Consumption pattern is driven by our habits. It is therefore required that if we are keen on growing our wealth, we maintain a disciplined approach to consumption. Consumption here will include how our dependents also behave as it can have an impact on the balance we have to save and invest. How we lead them in ensuring we do not carry excess burden is also critical. The benefit and return on frugal consumption is increased wealth.

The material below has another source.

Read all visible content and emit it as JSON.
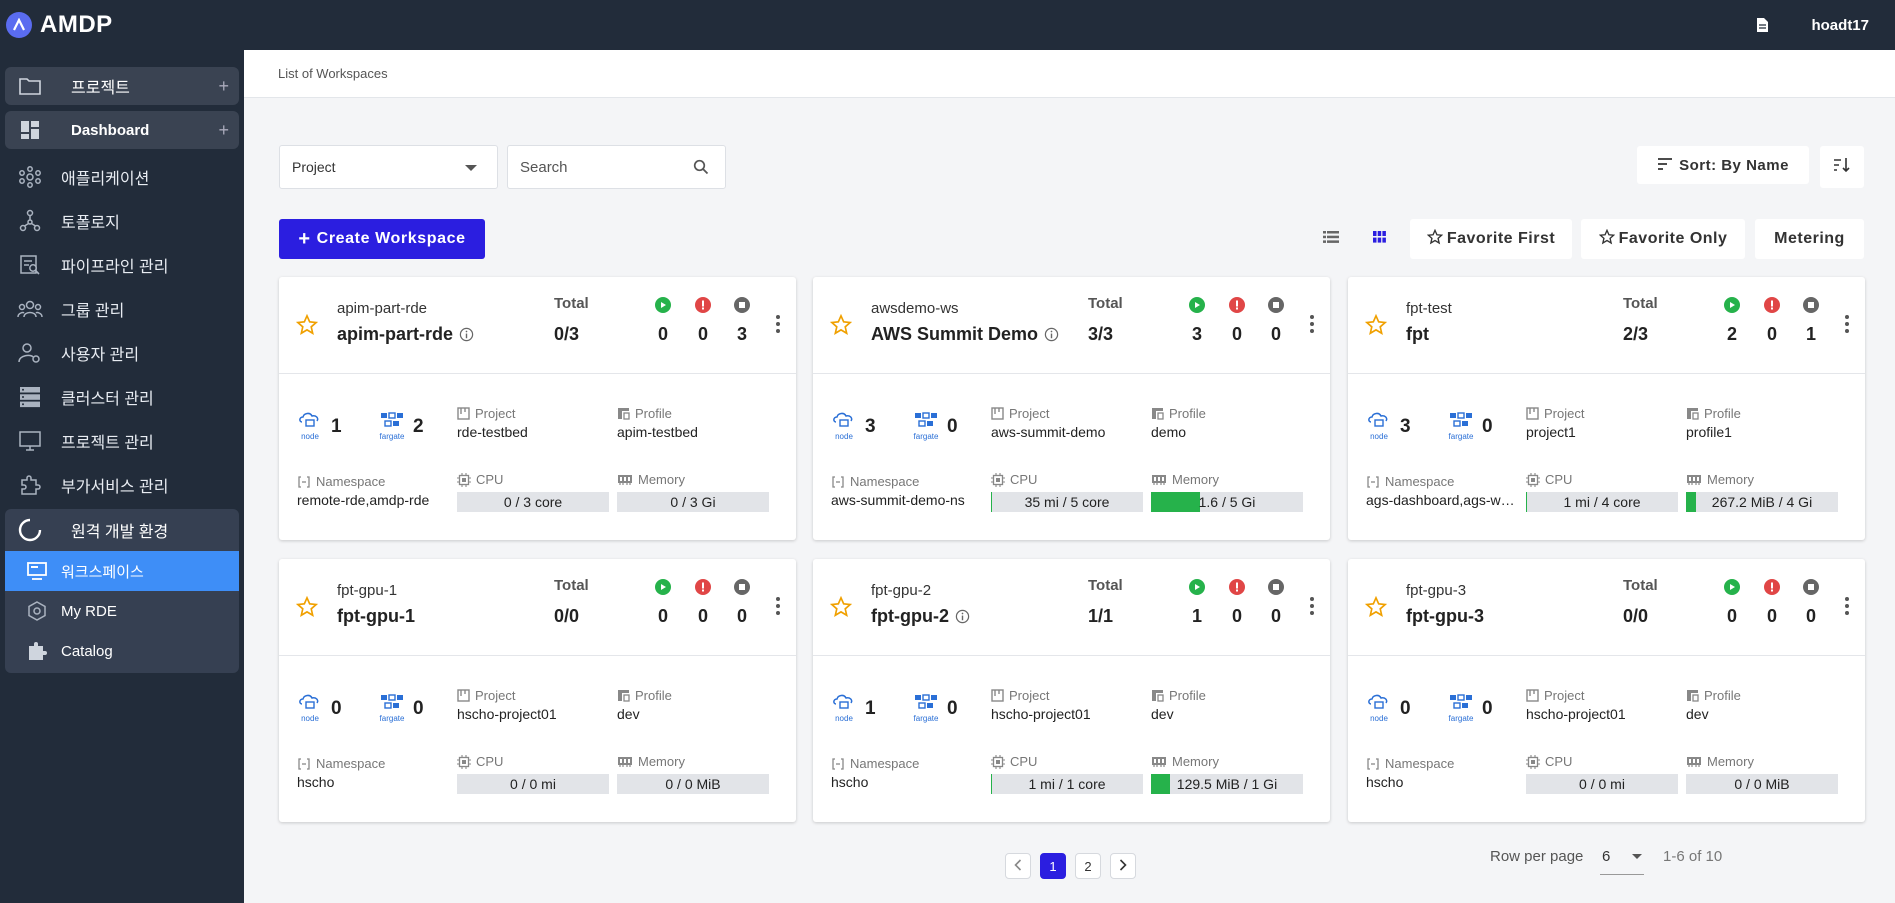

Let us take this to a different dimension. Nigeria as a nation grew its income up until the change in government. Oil prices seemed to have been at its highest during the past administration. However, a lot of spending happened with respect to items that do not build wealth but rather, what ultimately diminishes in value. In addition to that, we allowed relatives of the government or people in power to assist in taking away resources that could have been saved and invested. We are feeling the brunt of the spending spree now and hope we will be able to manage the next cycle of growth we encounter. It therefore boils down to how disciplined we are as well as our will to drive the right behaviour.
A small experience recently was that I woke up to realise that my diesel tank connected to my generation had a fault that led to a leak. I had just filled the tank the day before. A simple continuous maintenance check would have led to my identifying the weakness in the connector that ultimately gave way. The process of replacing the diesel was painful because of the time, energy, cost, inconvenience and the thought that I just purchased diesel the day before in an era of scarcity…hmmm. If the money spent on another round of diesel was used to purchase shares or put in a thriving business that ends up growing, the outlook over a 20 year period would run into millions of Naira. That is the real opportunity cost that has been lost as a result of my not being deliberate enough to maintain or keep an eye on my diesel connector.
The question I have therefore is how many opportunities have we squandered and not really estimated the cost appropriately but trivialised same? We need to begin to really check our expenses because the real cost is the time benefit we would have gotten if we had put the money to good use and over a long period. Time is therefore a topic we will address when discussing the principle of compounding later on.
Suffice it to say that the real loss when we fritter our resources away in unbridled consumption mania is the lost opportunity in the future which we assume does not currently exist but will never come to fruition because the resource that would have created it has been wasted.
Consumption patterns should therefore be monitored and we should always look for opportunities to ensure we save enough to leave for the next generation.
Note that 200,000 invested to achieve 20 per cent returns annually in a small business that grows over a 50 – year period will amount to N1.8bn. That is the cost of wasting that sum of money today. That is the cost of living up to an additional 50 years without that N200, 000 at inception.